James Harden – Height Weight Age Body Measurements

james-harden-funnyJames Harden Bio

James Edward Harden Jr. (born August 26, 1989 Los Angeles, California is an American professional basketball player. Before joining the National Basketball Association (NBA) league as a shooting guard, he played college basketball for Arizona State.

In 2009, James Harden declared for the NBA draft, and employed Rob Pelinka as his agent. He was drafted 3rd overall by the Oklahoma City Thunder. He was later traded to the Houston Rockets, after failing to agree on a contract extension with the Oaklahoma City Thunder for the 2012–13 season.

On 9 July 2016, he signed a four-year, $118.1 million contract extension with the Houston Rockets. Since the 2012-13 season, he scored a season average of over 26 points per game. He is also a career 84.9% shooter from the free throw line. James Harden is primarily a scorer, and has built a reputation as a poor defender.

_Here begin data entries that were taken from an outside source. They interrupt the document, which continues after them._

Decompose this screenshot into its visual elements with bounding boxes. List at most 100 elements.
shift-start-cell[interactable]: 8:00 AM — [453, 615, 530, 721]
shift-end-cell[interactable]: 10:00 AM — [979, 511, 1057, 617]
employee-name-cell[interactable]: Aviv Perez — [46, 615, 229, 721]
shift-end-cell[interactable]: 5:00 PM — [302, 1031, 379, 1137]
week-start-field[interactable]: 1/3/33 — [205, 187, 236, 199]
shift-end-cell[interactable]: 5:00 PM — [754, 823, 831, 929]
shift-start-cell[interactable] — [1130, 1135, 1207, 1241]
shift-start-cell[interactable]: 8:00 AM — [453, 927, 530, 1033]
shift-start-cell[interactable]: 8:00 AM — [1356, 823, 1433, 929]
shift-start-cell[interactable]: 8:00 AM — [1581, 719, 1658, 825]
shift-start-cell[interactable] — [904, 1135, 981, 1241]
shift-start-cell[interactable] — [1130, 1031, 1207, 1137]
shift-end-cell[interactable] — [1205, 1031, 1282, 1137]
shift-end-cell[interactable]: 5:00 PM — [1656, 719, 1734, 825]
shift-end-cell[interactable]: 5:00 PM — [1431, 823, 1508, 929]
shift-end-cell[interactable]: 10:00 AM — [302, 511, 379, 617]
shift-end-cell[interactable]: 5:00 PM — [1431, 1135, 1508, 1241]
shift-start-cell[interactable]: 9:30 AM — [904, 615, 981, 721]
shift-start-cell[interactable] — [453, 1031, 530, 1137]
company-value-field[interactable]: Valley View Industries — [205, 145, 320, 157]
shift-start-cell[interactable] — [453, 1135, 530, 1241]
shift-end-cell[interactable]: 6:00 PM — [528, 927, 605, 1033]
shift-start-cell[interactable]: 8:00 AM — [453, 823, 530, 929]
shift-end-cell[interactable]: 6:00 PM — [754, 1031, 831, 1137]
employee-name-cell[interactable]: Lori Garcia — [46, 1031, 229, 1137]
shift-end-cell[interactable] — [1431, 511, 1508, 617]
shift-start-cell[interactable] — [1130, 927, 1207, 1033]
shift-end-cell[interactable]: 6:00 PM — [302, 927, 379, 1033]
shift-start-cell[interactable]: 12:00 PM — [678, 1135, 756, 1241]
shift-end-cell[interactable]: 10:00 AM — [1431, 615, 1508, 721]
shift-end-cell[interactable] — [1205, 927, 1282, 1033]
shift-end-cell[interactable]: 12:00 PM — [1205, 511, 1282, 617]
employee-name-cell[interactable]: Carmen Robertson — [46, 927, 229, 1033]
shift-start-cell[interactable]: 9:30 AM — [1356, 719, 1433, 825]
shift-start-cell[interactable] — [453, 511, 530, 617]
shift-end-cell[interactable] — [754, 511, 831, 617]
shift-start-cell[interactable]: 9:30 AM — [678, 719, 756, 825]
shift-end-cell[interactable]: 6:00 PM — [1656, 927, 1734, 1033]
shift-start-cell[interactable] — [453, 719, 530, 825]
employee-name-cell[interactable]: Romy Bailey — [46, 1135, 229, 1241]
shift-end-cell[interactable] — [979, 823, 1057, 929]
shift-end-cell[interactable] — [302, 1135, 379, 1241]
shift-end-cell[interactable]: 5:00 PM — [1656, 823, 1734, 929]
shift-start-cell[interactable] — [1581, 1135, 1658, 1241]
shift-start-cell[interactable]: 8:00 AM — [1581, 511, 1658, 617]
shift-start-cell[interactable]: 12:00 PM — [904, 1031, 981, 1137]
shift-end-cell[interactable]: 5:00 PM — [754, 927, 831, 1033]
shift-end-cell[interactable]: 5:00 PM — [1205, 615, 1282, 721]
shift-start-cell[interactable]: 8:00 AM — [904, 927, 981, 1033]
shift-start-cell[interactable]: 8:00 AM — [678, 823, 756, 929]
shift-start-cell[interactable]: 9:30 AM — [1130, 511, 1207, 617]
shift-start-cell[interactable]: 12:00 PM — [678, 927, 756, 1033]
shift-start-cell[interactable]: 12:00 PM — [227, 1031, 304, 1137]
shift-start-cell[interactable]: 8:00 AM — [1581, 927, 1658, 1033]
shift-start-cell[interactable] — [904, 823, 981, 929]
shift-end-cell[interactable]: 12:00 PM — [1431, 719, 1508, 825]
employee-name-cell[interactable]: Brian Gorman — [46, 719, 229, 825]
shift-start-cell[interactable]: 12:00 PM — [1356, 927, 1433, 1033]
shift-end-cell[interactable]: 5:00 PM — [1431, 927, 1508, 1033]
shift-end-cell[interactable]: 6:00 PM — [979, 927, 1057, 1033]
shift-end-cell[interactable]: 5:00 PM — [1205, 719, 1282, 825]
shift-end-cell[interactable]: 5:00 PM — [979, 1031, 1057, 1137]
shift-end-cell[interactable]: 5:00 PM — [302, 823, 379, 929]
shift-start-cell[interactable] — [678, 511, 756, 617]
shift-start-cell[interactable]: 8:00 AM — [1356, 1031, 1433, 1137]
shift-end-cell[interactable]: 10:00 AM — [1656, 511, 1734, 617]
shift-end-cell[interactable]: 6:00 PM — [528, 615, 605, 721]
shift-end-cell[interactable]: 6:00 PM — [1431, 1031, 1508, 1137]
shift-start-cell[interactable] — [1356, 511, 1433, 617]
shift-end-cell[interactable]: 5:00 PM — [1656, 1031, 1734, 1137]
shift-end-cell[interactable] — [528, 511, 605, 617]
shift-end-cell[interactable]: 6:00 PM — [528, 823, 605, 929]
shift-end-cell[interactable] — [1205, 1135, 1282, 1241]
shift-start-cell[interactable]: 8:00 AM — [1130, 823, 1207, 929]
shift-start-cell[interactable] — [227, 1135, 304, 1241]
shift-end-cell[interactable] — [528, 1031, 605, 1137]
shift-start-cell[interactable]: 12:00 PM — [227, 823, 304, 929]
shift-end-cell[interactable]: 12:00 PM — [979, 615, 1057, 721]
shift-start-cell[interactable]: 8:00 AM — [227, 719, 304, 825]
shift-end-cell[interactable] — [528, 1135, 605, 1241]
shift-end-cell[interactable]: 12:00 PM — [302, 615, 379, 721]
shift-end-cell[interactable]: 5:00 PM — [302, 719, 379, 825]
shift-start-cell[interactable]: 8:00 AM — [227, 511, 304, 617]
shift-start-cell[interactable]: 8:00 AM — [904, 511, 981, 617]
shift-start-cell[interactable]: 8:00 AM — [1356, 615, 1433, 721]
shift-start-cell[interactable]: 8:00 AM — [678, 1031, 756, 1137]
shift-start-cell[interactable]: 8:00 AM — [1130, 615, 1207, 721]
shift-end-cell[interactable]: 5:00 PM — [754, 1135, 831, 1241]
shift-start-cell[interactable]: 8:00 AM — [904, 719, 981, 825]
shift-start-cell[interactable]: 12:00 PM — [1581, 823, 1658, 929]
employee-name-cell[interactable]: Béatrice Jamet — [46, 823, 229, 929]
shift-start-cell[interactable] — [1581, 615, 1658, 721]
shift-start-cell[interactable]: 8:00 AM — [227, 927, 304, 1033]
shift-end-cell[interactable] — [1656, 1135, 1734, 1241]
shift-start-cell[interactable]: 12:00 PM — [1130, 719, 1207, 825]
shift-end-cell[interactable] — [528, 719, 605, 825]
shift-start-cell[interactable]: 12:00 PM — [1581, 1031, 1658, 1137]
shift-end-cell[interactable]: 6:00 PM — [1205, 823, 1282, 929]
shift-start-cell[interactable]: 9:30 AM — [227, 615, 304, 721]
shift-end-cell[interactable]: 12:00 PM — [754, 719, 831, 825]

James Harden Personal Details

  • Born Name: James Edward Harden, Jr
  • Age (in 2017): 28
  • Date of Birth: August 26, 1989
  • Birthplace: Los Angeles, California, United States
  • Zodiac Sign: Virgo
  • Occupation: Sport, Basketball
  • Net worth: 50 Million
  • Official Website:
  • Official Twitter: @JHarden13

James Harden Family Tree

  • Wife name: Not married
  • Children:
    • No children
  • Father name: James Harden Sr.
  • Mother name: Monja Willis
  • Siblings:
    • Brother: Akili Roberson

James Harden Relationship History

Below is the relationship and dating history for James Harden with his past and current girlfriend details.

James Harden dated:

  • Trina (January 2011-October 2012) – Trina is an American rapper.
  • Kyra Chaos (January 2013-July 2013) – Kyra Chaos is an American model.
  • Sarah Bellew (February 2013-June 2015) – Sarah Bellew is a Vietnamese radio personality.
  • Tahiry Jose (August 2013-August 2014) – Tahiry Jose is an American model.
  • Maliah Michel (November 2014) – Maliah Michel is an American model.
  • Amber Rose (January 2015-March 2015) – Amber Rose is an American personality.
  • Khloe Kardashian (June 2015-February 2016) – Khloé Kardashian is an American reality TV star.
  • Nelly Wit Da Jelly (September 2015) (RUMOR)
  • Karrueche Tran (October 2016-PRESENT) – James Harden is dating Karrueche Tran. (RUMOR)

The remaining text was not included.